A pobreza tem rosto de mulher?

Há dois dias, foi publicado um relatório que interpreta a Pesquisa Nacional de Renda e Despesa Domiciliar (ENIGH), realizada pelo INEGI, que mede a pobreza no México sob a perspectiva da desigualdade, da prestação de cuidados e de gênero. O relatório foi elaborado pelo Instituto de Estudos da Desigualdade (INDESIG) e pela Oxfam México. Ouso dizer que é a primeira análise desenvolvida utilizando essas abordagens de forma transdisciplinar, transcendendo interpretações simplistas. O relatório intitula-se "Direitos ou Privilégios? Uma Visão da ENIGH de 2024 sob a Perspectiva da Desigualdade".
O aspecto mais inovador deste relatório é, sem dúvida, a perspectiva de cuidado em sua análise, que se cruza com a perspectiva de gênero para identificar as desigualdades que, segundo ele, são persistentes e profundas. Homens e mulheres não enfrentam a pobreza da mesma forma com base em sua posição dentro dos domicílios. A pobreza também tem uma dimensão de gênero que impacta de forma diferente dependendo da posição que as mulheres ocupam em cada domicílio e família.
A desigualdade em relação à renda, aos gastos e à pobreza difere entre os gêneros.
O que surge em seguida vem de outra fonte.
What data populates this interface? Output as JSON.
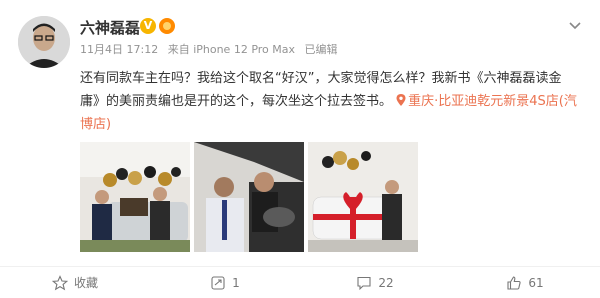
{
  "post": {
    "username": "六神磊磊",
    "verified_mark": "V",
    "meta": {
      "date": "11月4日 17:12",
      "source": "来自 iPhone 12 Pro Max",
      "edited": "已编辑"
    },
    "content": {
      "text": "还有同款车主在吗？我给这个取名“好汉”，大家觉得怎么样？我新书《六神磊磊读金庸》的美丽责编也是开的这个，每次坐这个拉去签书。",
      "location": "重庆·比亚迪乾元新景4S店(汽博店)"
    },
    "photos": [
      {
        "name": "photo-1"
      },
      {
        "name": "photo-2"
      },
      {
        "name": "photo-3"
      }
    ]
  },
  "toolbar": {
    "collect_label": "收藏",
    "repost_count": "1",
    "comment_count": "22",
    "like_count": "61"
  },
  "icons": {
    "more": "chevron-down-icon",
    "location": "location-pin-icon",
    "collect": "star-icon",
    "repost": "repost-icon",
    "comment": "comment-icon",
    "like": "thumbs-up-icon"
  },
  "colors": {
    "accent": "#eb7350",
    "verified": "#f7b500",
    "meta": "#939393"
  }
}
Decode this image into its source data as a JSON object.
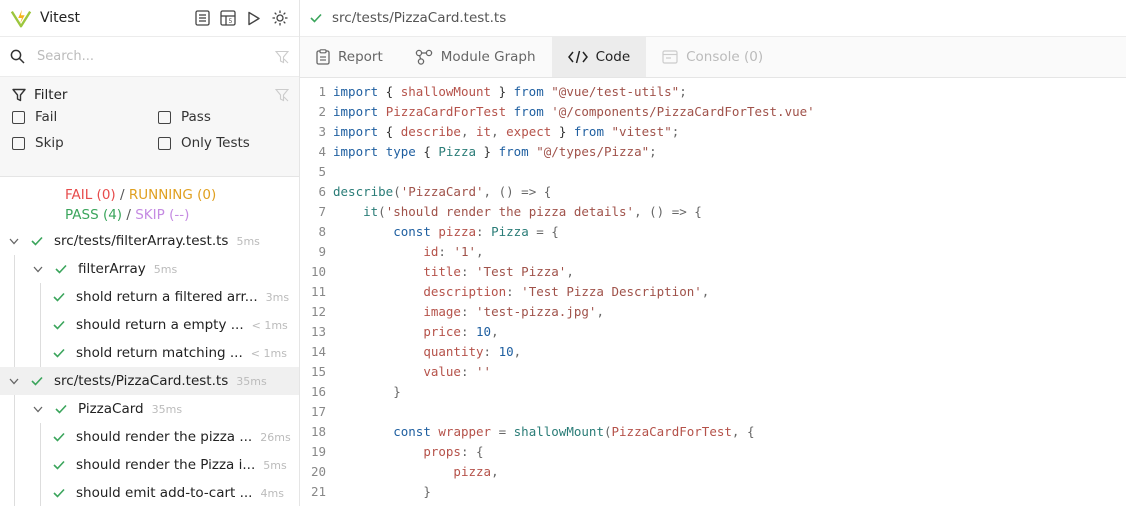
{
  "app": {
    "title": "Vitest"
  },
  "search": {
    "placeholder": "Search..."
  },
  "filter": {
    "title": "Filter",
    "options": [
      "Fail",
      "Pass",
      "Skip",
      "Only Tests"
    ]
  },
  "summary": {
    "fail": "FAIL (0)",
    "running": "RUNNING (0)",
    "pass": "PASS (4)",
    "skip": "SKIP (--)",
    "separator": "/"
  },
  "tree": [
    {
      "label": "src/tests/filterArray.test.ts",
      "duration": "5ms",
      "level": 0,
      "chevron": true
    },
    {
      "label": "filterArray",
      "duration": "5ms",
      "level": 1,
      "chevron": true
    },
    {
      "label": "shold return a filtered arr...",
      "duration": "3ms",
      "level": 2,
      "chevron": false
    },
    {
      "label": "should return a empty ...",
      "duration": "< 1ms",
      "level": 2,
      "chevron": false
    },
    {
      "label": "shold return matching ...",
      "duration": "< 1ms",
      "level": 2,
      "chevron": false
    },
    {
      "label": "src/tests/PizzaCard.test.ts",
      "duration": "35ms",
      "level": 0,
      "chevron": true,
      "active": true
    },
    {
      "label": "PizzaCard",
      "duration": "35ms",
      "level": 1,
      "chevron": true
    },
    {
      "label": "should render the pizza ...",
      "duration": "26ms",
      "level": 2,
      "chevron": false
    },
    {
      "label": "should render the Pizza i...",
      "duration": "5ms",
      "level": 2,
      "chevron": false
    },
    {
      "label": "should emit add-to-cart ...",
      "duration": "4ms",
      "level": 2,
      "chevron": false
    }
  ],
  "file": {
    "path": "src/tests/PizzaCard.test.ts"
  },
  "tabs": [
    {
      "label": "Report",
      "icon": "report-icon",
      "state": "normal"
    },
    {
      "label": "Module Graph",
      "icon": "graph-icon",
      "state": "normal"
    },
    {
      "label": "Code",
      "icon": "code-icon",
      "state": "active"
    },
    {
      "label": "Console (0)",
      "icon": "console-icon",
      "state": "disabled"
    }
  ],
  "code_lines": [
    [
      [
        "kw",
        "import"
      ],
      [
        "plain",
        " { "
      ],
      [
        "var",
        "shallowMount"
      ],
      [
        "plain",
        " } "
      ],
      [
        "kw",
        "from"
      ],
      [
        "plain",
        " "
      ],
      [
        "str",
        "\"@vue/test-utils\""
      ],
      [
        "pun",
        ";"
      ]
    ],
    [
      [
        "kw",
        "import"
      ],
      [
        "plain",
        " "
      ],
      [
        "var",
        "PizzaCardForTest"
      ],
      [
        "plain",
        " "
      ],
      [
        "kw",
        "from"
      ],
      [
        "plain",
        " "
      ],
      [
        "str",
        "'@/components/PizzaCardForTest.vue'"
      ]
    ],
    [
      [
        "kw",
        "import"
      ],
      [
        "plain",
        " { "
      ],
      [
        "var",
        "describe"
      ],
      [
        "pun",
        ", "
      ],
      [
        "var",
        "it"
      ],
      [
        "pun",
        ", "
      ],
      [
        "var",
        "expect"
      ],
      [
        "plain",
        " } "
      ],
      [
        "kw",
        "from"
      ],
      [
        "plain",
        " "
      ],
      [
        "str",
        "\"vitest\""
      ],
      [
        "pun",
        ";"
      ]
    ],
    [
      [
        "kw",
        "import"
      ],
      [
        "plain",
        " "
      ],
      [
        "kw",
        "type"
      ],
      [
        "plain",
        " { "
      ],
      [
        "typ",
        "Pizza"
      ],
      [
        "plain",
        " } "
      ],
      [
        "kw",
        "from"
      ],
      [
        "plain",
        " "
      ],
      [
        "str",
        "\"@/types/Pizza\""
      ],
      [
        "pun",
        ";"
      ]
    ],
    [],
    [
      [
        "fn",
        "describe"
      ],
      [
        "pun",
        "("
      ],
      [
        "str",
        "'PizzaCard'"
      ],
      [
        "pun",
        ", () => {"
      ]
    ],
    [
      [
        "plain",
        "    "
      ],
      [
        "fn",
        "it"
      ],
      [
        "pun",
        "("
      ],
      [
        "str",
        "'should render the pizza details'"
      ],
      [
        "pun",
        ", () => {"
      ]
    ],
    [
      [
        "plain",
        "        "
      ],
      [
        "kw",
        "const"
      ],
      [
        "plain",
        " "
      ],
      [
        "var",
        "pizza"
      ],
      [
        "pun",
        ": "
      ],
      [
        "typ",
        "Pizza"
      ],
      [
        "pun",
        " = {"
      ]
    ],
    [
      [
        "plain",
        "            "
      ],
      [
        "prop",
        "id"
      ],
      [
        "pun",
        ": "
      ],
      [
        "str",
        "'1'"
      ],
      [
        "pun",
        ","
      ]
    ],
    [
      [
        "plain",
        "            "
      ],
      [
        "prop",
        "title"
      ],
      [
        "pun",
        ": "
      ],
      [
        "str",
        "'Test Pizza'"
      ],
      [
        "pun",
        ","
      ]
    ],
    [
      [
        "plain",
        "            "
      ],
      [
        "prop",
        "description"
      ],
      [
        "pun",
        ": "
      ],
      [
        "str",
        "'Test Pizza Description'"
      ],
      [
        "pun",
        ","
      ]
    ],
    [
      [
        "plain",
        "            "
      ],
      [
        "prop",
        "image"
      ],
      [
        "pun",
        ": "
      ],
      [
        "str",
        "'test-pizza.jpg'"
      ],
      [
        "pun",
        ","
      ]
    ],
    [
      [
        "plain",
        "            "
      ],
      [
        "prop",
        "price"
      ],
      [
        "pun",
        ": "
      ],
      [
        "num",
        "10"
      ],
      [
        "pun",
        ","
      ]
    ],
    [
      [
        "plain",
        "            "
      ],
      [
        "prop",
        "quantity"
      ],
      [
        "pun",
        ": "
      ],
      [
        "num",
        "10"
      ],
      [
        "pun",
        ","
      ]
    ],
    [
      [
        "plain",
        "            "
      ],
      [
        "prop",
        "value"
      ],
      [
        "pun",
        ": "
      ],
      [
        "str",
        "''"
      ]
    ],
    [
      [
        "plain",
        "        "
      ],
      [
        "pun",
        "}"
      ]
    ],
    [],
    [
      [
        "plain",
        "        "
      ],
      [
        "kw",
        "const"
      ],
      [
        "plain",
        " "
      ],
      [
        "var",
        "wrapper"
      ],
      [
        "pun",
        " = "
      ],
      [
        "fn",
        "shallowMount"
      ],
      [
        "pun",
        "("
      ],
      [
        "var",
        "PizzaCardForTest"
      ],
      [
        "pun",
        ", {"
      ]
    ],
    [
      [
        "plain",
        "            "
      ],
      [
        "prop",
        "props"
      ],
      [
        "pun",
        ": {"
      ]
    ],
    [
      [
        "plain",
        "                "
      ],
      [
        "var",
        "pizza"
      ],
      [
        "pun",
        ","
      ]
    ],
    [
      [
        "plain",
        "            "
      ],
      [
        "pun",
        "}"
      ]
    ]
  ]
}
A pobreza não é enfrentada da mesma forma quando uma mulher é a única chefe de família com filhos e quando um homem é o único chefe de família. No México, 17,9% dos domicílios são chefiados por mulheres solteiras com filhos (parem de chamá-las de mães solteiras). Essa porcentagem é altamente concentrada entre a população de menor renda e mais pobre, que, segundo a análise, nunca enfrenta os chamados "tetos de vidro", mas sim os chamados "pisos pegajosos", uma realidade cotidiana que as impede de progredir porque sempre há algo que as impede de progredir em direção à autonomia. Essas mulheres têm uma renda reduzida em comparação com seus gastos; ou seja, são mulheres que trabalham mais, mas nem sempre ganham mais, e que cuidam sozinhas e constantemente dos outros. Elas ganham para cuidar dos outros e gastam para cuidar dos outros.
Mulheres nessa situação não encontram oportunidades nos serviços públicos (oferecidos pelo Estado) para exercer seu direito ao cuidado e desenvolver sua autonomia. Elas gastam mais com cuidados e alimentação do que com saúde e educação, completamente sozinhas e alheias às instituições. Como afirma este relatório, "elas gastam com o que precisam para sobreviver, não com o que desejam", ao contrário das mulheres de níveis socioeconômicos mais altos, que podem pagar pelos cuidados.
Sejamos francos: duas em cada dez mulheres neste país vivenciam a pobreza assistencial e, portanto, a desigualdade estrutural, que, por sua vez, é atravessada pela violência. No México, a solidão do cuidado é feminizada e, além disso, pobre, e a classe política acredita que, com apenas uma despensa, esse direito pode ser exercido. As análises iniciais deste estudo demonstram que podemos, de fato, falar de uma faixa de pobreza feminizada e que a pobreza é sempre atravessada pela possibilidade de exercer, ou não, o direito ao cuidado.
No México, a pobreza tem um rosto feminino, e o direito de cuidar, de ser cuidado e de cuidar dos outros, reconhecido como um direito humano, deve ser incorporado à mensuração da pobreza a partir de agora. Desfeminizar a pobreza no México exige um sistema de assistência verdadeiramente integral, com governança participativa, que se baseie não apenas em infraestrutura e bem-estar social, mas também na construção de instituições democráticas solidárias e corresponsáveis; ou seja, um país onde cuidar não seja uma questão apenas das mulheres, mas também dos homens, de todos nós. Os dados são contundentes: a feminização da pobreza existe.
Vamos comemorar que hoje temos menos pessoas vivendo em extrema pobreza, sim. Mas vamos parar de romantizar a ideia de que o Estado é o único responsável por isso, por meio de medidas assistenciais. Vamos exigir ações alinhadas aos direitos e posicionar o direito humano ao cuidado como base indispensável para a superação da nossa desigualdade real e persistente.